- Interactive map of Shisanling Pumped Storage Power Station
- Country: China
- Location: Changping District, Beijing
- Coordinates: 40°15′20″N 116°16′07″E﻿ / ﻿40.25556°N 116.26861°E
- Status: Operational
- Construction began: 1988
- Opening date: 1995

Upper reservoir
- Creates: Shisanling Upper
- Total capacity: 4,000,000 cubic metres (141,258,667 ft^{3}) (Normal)

Lower reservoir
- Creates: Shisanling Lower
- Total capacity: 51,000,000 cubic metres (41,346 acre⋅ft) (Normal)

Power Station
- Hydraulic head: 430 metres (1,411 ft)
- Pump-generators: 4 x 200 MW
- Installed capacity: 800 MW
- Annual generation: 1246 GWh

= Shisanling Pumped Storage Power Station =

The Shisanling Pumped Storage Power Station (十三陵抽水蓄能电厂) is a pumped-storage power station in Changping District of Beijing, China, near the Thirteen Tombs of the Ming Dynasty from where it got its name Shisanling, which means "thirteen tombs". The power station contains four reversible turbines for an installed capacity of 800 MW.

==Background==
Planning and designs for the power station commenced in 1974 and in 1988, the National Electric Power Ministry and People's Government of Beijing decided to go forth with the project. Construction was initiated that year and by 1995, the first unit was in operation.

==Operation==

===Shisanling Dam===

The Shisanling Dam creates the power station's lower reservoir and was an already existing dam. The earth-fill embankment dam is 29 m high and 627 m long. The dam creates a reservoir that can store 59000000 m3 of water and contains a controlled chute spillway.

===Upper reservoir===
From the lower reservoir, water is pumped up into the upper reservoir which has a normal storage capacity of 51000000 m3. The upper reservoir is artificial was built into the Mang mountain with the assistance of a 75 m high and 550 m long concrete-face rock-fill dam. When power is being generated, the water leaves the reservoir and falls through two penstocks down towards the power station which is underground and just above the lower reservoir.
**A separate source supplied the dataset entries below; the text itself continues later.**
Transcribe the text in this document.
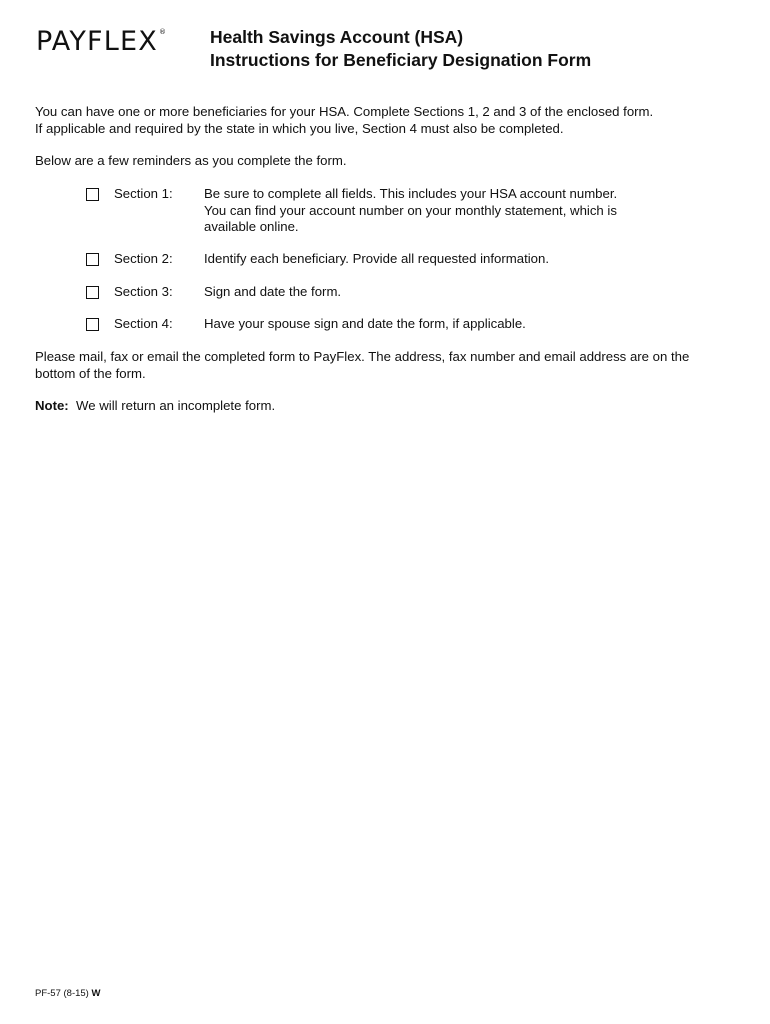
PAYFLEX® Health Savings Account (HSA)
Instructions for Beneficiary Designation Form
You can have one or more beneficiaries for your HSA. Complete Sections 1, 2 and 3 of the enclosed form.
If applicable and required by the state in which you live, Section 4 must also be completed.
Below are a few reminders as you complete the form.
Section 1: Be sure to complete all fields. This includes your HSA account number.
You can find your account number on your monthly statement, which is
available online.
Section 2: Identify each beneficiary. Provide all requested information.
Section 3: Sign and date the form.
Section 4: Have your spouse sign and date the form, if applicable.
Please mail, fax or email the completed form to PayFlex. The address, fax number and email address are on the
bottom of the form.
Note:  We will return an incomplete form.
PF-57 (8-15) W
Before reaching the reversible turbines, the water branches off into four branch pipes.

===Power station===
The four branch pipes feed water into the four turbines and after it generates power it is returned to the lower reservoir to repeat cycle when operating. Each reversible turbine has a 200 MW installed capacity. The turbines and generators are stored in an underground power house measuring 145 m long, 23 m wide and 46.6 m high.